Piet Oosterveld, 77, a biologist who was part of the historic 14-month Dutch Svalbard Expedition during the late 1960s and survived a fight with a polar bear in Svalbard two decades later, died this week of unspecified causes.
He remained involved in Svalbard research throughout his life, including participating in last August’s 10-day Netherlands Scientific Expedition Edgeøya Spitsbergen with the two other surviving members of the historic overwinter despite being in poor health.
“He was now a bit of a silent man, until you started talking to him,” the organizers of the 55-person expedition wrote in a prepared statement posted Wednesday at its official website. “Then the passion came back.”
Oosterveld and his two colleagues, interviewed at length about the changes to the area more than 40 years later, emphasized vast natural changes such as far more vegetation as well as human ones such as people obsessed with mobile devices. But his long-ago experiences also helped change the archipelago in other ways.

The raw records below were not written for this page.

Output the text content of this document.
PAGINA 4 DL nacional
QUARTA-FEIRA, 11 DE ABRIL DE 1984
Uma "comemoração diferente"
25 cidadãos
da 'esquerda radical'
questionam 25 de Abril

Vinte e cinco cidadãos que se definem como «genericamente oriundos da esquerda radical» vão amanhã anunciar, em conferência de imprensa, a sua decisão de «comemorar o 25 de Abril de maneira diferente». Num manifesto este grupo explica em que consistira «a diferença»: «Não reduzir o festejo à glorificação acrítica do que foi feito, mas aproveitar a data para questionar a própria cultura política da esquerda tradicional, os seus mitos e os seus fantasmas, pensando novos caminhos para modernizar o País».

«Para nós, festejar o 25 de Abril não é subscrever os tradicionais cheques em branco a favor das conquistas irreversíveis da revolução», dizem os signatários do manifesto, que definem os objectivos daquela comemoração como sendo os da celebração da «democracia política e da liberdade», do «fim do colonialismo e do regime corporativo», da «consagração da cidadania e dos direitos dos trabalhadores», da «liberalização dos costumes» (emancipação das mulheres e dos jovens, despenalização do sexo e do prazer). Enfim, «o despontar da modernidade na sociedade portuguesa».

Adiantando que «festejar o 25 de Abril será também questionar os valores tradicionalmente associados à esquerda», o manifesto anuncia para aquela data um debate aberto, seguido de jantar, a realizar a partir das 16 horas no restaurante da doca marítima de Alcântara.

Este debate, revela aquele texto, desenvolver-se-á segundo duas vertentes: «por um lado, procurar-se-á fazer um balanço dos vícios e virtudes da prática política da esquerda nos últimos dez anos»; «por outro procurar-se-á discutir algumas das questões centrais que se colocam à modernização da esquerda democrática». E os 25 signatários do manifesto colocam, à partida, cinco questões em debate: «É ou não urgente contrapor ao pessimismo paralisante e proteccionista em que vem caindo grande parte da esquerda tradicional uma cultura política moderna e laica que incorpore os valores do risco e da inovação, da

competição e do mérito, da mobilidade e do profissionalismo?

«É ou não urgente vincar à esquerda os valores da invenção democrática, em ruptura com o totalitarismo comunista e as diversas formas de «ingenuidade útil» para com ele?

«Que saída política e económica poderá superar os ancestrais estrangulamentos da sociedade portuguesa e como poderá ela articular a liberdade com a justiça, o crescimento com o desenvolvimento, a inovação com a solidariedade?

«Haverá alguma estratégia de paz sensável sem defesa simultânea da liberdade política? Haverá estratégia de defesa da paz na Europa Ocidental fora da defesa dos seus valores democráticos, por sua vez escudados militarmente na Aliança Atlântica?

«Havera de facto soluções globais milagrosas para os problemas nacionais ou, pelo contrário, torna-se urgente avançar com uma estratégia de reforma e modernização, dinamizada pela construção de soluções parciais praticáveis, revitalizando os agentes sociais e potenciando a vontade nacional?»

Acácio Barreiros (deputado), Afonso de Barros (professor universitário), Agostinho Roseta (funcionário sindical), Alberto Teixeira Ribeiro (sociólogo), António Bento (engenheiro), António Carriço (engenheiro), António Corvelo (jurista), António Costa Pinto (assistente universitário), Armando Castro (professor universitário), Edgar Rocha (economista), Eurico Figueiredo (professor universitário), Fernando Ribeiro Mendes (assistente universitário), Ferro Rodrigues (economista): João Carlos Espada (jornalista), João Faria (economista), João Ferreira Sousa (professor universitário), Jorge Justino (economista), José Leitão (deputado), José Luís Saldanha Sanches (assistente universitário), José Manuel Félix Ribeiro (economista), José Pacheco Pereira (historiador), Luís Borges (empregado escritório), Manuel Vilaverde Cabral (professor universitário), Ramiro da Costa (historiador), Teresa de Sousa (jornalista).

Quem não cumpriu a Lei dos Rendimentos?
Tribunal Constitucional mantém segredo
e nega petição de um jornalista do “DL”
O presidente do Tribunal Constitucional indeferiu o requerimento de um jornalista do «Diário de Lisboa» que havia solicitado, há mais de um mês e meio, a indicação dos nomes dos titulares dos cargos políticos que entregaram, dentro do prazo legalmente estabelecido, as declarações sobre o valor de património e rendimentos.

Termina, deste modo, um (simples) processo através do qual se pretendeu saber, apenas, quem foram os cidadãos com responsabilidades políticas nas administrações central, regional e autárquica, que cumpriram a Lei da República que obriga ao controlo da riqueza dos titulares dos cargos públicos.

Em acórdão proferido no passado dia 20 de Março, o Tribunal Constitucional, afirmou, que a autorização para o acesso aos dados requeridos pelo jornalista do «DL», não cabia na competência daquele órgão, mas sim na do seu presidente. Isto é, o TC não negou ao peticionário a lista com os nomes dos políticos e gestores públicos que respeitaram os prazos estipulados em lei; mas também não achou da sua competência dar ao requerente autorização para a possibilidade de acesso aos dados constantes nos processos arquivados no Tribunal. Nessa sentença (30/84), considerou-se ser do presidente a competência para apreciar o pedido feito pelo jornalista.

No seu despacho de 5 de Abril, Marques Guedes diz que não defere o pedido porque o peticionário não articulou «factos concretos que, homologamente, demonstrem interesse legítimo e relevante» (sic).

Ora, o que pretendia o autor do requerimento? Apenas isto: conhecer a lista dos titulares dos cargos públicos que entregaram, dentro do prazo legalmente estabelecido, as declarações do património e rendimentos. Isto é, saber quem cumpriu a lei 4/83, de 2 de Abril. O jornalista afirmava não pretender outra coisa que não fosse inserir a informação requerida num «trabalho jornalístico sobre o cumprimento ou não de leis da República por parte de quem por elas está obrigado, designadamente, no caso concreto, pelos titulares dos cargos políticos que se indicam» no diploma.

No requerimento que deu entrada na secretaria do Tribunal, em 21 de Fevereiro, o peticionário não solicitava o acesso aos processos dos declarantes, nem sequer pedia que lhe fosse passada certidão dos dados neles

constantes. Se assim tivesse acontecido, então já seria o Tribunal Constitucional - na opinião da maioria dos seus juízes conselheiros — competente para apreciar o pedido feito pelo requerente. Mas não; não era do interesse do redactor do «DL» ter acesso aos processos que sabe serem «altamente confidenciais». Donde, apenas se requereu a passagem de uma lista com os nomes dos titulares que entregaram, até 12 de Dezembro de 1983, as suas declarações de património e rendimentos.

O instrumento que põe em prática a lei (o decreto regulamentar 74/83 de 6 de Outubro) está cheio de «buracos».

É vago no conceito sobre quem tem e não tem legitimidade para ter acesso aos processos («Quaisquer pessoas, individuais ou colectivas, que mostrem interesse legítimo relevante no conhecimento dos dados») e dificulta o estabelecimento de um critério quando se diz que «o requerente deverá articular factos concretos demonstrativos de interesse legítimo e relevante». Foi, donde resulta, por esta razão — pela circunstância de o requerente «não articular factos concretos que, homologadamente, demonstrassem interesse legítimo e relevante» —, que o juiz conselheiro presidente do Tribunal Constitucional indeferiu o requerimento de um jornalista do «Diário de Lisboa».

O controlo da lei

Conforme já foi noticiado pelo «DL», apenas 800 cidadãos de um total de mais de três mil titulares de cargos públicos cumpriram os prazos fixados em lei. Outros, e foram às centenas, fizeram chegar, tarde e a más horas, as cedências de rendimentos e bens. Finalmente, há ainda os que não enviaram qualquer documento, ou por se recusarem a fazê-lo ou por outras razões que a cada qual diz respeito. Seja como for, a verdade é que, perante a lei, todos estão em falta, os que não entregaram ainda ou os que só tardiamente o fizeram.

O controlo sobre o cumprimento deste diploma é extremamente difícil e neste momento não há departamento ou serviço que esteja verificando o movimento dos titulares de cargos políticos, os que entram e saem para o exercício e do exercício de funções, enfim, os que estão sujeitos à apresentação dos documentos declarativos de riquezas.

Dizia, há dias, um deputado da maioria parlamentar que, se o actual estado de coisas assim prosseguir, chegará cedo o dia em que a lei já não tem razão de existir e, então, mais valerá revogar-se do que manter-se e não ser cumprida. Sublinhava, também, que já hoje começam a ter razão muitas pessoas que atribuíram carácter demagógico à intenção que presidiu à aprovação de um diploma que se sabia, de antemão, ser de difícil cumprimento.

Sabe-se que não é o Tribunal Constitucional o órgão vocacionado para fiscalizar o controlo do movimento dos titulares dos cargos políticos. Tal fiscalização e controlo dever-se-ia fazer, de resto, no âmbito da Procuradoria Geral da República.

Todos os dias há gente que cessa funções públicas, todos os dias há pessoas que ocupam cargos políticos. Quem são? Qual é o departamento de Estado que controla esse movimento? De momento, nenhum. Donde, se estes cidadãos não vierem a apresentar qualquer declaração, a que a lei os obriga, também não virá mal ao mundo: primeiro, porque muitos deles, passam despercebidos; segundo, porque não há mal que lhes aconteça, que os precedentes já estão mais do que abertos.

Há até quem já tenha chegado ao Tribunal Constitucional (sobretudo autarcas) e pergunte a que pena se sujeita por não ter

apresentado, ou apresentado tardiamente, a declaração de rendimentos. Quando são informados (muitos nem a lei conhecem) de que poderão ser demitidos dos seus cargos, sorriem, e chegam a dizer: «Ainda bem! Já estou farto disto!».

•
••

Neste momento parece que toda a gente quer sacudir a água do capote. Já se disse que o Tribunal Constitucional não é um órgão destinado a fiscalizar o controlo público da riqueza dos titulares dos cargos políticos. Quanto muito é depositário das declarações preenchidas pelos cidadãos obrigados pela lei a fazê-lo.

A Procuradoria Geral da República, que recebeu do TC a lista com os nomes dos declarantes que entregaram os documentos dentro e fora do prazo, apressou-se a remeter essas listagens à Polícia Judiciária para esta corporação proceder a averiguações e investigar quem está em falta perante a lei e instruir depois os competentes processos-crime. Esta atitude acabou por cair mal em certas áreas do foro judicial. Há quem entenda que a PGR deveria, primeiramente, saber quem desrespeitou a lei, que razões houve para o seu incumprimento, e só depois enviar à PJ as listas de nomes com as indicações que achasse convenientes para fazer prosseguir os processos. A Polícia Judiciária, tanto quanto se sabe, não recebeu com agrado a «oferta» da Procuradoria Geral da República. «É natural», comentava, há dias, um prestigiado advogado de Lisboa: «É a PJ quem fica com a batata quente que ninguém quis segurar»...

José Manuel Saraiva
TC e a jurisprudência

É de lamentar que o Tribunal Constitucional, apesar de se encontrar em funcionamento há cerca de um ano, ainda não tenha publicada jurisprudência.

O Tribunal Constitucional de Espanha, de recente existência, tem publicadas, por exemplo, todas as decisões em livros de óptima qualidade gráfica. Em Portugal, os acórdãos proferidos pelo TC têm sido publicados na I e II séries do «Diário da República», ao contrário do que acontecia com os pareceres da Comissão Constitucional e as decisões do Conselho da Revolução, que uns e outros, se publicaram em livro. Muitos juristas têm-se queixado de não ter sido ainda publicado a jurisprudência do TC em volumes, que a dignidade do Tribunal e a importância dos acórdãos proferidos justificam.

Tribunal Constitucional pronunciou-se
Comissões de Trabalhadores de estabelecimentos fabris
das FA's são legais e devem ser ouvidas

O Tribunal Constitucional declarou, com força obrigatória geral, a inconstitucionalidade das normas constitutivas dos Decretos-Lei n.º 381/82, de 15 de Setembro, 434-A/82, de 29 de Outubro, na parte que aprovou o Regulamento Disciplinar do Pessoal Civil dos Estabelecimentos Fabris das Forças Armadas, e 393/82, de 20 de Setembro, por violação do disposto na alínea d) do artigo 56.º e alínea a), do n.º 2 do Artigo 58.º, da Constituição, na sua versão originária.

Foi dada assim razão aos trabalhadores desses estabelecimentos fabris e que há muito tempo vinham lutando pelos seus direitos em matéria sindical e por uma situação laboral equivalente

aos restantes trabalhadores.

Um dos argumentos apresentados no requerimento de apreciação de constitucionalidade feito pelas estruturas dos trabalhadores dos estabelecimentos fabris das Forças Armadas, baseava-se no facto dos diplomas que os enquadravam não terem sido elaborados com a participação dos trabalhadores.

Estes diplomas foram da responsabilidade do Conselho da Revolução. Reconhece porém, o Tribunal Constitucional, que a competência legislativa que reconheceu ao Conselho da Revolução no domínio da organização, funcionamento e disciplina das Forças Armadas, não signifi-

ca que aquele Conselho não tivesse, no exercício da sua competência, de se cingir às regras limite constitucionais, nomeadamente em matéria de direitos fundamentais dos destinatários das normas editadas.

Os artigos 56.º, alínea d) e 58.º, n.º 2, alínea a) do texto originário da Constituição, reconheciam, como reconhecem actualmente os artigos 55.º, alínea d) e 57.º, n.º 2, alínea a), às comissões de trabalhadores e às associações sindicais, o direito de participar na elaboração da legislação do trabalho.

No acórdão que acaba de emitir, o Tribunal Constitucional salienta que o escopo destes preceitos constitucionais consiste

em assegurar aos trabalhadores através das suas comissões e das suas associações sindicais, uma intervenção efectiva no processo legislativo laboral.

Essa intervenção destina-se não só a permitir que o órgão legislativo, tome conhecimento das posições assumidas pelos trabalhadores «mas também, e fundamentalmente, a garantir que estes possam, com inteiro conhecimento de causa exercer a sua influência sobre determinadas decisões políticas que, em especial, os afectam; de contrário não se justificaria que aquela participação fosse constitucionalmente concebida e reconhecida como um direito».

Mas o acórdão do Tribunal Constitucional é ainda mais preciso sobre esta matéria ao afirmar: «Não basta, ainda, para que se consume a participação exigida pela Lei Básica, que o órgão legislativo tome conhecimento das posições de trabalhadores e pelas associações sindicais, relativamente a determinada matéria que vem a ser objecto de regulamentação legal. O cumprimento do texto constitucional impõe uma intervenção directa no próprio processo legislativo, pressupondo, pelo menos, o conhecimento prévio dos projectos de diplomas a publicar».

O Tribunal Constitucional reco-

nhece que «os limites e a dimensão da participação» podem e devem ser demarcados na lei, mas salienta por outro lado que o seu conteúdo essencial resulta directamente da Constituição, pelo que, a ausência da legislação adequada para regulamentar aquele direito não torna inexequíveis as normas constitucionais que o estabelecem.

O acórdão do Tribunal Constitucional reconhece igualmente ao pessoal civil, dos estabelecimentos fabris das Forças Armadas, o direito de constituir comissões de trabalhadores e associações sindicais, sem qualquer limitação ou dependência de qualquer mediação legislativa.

The 1968-69 expedition’s primary goal was to determine the distribution and health of polar bears in the area. Their research ended up playing a key role in the creation of the Agreement on the Conservation of Polar Bears in 1973. The agreement, among other things, ended hunting of the species and is credited for an increase in their population in Svalbard despite the adverse effects of climate change.

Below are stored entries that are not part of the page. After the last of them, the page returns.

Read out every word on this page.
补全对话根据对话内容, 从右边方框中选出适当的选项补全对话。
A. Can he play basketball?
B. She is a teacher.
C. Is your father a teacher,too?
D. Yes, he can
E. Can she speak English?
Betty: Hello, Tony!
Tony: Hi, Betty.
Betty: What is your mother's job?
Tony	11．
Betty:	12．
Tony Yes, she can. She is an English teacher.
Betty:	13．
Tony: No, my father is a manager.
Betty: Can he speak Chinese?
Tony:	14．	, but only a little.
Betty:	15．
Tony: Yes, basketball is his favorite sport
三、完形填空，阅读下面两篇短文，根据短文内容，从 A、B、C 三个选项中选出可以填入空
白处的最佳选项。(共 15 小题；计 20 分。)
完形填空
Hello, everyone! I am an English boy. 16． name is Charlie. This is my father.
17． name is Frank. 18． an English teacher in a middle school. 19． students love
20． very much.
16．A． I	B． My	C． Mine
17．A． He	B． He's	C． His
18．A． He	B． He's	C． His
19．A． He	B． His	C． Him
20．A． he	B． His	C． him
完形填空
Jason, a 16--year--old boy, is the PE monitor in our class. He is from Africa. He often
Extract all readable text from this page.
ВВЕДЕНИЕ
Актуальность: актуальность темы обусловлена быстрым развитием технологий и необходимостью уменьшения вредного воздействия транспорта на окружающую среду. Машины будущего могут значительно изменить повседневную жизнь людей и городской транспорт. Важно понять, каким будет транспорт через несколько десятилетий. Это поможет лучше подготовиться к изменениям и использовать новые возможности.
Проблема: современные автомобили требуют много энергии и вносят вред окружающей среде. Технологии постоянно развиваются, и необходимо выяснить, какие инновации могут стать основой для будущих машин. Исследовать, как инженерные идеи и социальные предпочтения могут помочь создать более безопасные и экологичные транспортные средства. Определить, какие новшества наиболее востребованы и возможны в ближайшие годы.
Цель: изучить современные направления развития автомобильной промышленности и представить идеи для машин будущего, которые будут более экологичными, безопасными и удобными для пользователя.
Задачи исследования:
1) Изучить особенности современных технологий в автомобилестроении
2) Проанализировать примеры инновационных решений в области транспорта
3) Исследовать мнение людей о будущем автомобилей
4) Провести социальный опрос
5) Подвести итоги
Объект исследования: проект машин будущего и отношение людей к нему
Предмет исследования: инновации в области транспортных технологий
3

But Oosterveld, according to Dutch media reports, was most famous for a 1987 encounter with a polar bear at Kapp Lee.
“A gun on an expedition? Piet Oosterveld would not hear of it,” an obituary in De Volkskrant notes. “The man who would magnify Dutch polar research had, according to a friend, ‘a very relaxed attitude toward polar bears.’ Rather, Oosterveld took an umbrella, which he opened to scare the bears.”
He found out “this strategy doesn’t always work” when he and a companion saw a bear blocking the path their rubber boat and Oosterveld, hoping to scare the animal, instead ended up in a wrestling match that left the explorer with a tooth-shaped imprint in his skull for the rest of his life.

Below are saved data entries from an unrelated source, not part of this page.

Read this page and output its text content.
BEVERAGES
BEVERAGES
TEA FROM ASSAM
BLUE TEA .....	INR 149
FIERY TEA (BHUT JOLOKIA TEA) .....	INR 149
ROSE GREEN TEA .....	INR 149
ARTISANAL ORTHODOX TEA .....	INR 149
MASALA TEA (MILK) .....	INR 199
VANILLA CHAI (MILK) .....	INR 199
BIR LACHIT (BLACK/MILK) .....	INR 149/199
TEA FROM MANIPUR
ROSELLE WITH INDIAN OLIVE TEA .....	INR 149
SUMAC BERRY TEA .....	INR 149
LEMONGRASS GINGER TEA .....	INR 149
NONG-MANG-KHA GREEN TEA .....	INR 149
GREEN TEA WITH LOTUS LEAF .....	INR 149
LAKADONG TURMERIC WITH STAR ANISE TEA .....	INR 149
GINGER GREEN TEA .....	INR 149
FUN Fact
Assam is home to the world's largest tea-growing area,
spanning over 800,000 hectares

“A traveling friend grabbed the bear by the shoulders and the pair managed to miraculously escape and reach the hut,” the obituary notes.
But while the encounter made Oosterveld a media celebrity (unlike today, when he might face criminal changes and be fined for negligence), and he was willing to show up and have his scarred skull filmed, he tried to get viewers to focus on more substantial topics.
“Rather, he talked about his research,” the obituary notes. “With great passion he studied the growth patterns of plants and what role the grazing reindeer played there.”
Oosterveld returned to Spitsbergen the following for another summer of field work “and maybe a little therapy” – but it somewhat backfired, according to the obituary.
” That year he arranged for the first time to bring a weapon for his safety, but discovered in the field that the bullets did not fit. It was not possible then for him to go through with the ecological polar research. The cabin was sold to the Norwegians and immediately demolished to prevent it from ever growing into a Dutch claim to a unique piece of wilderness.”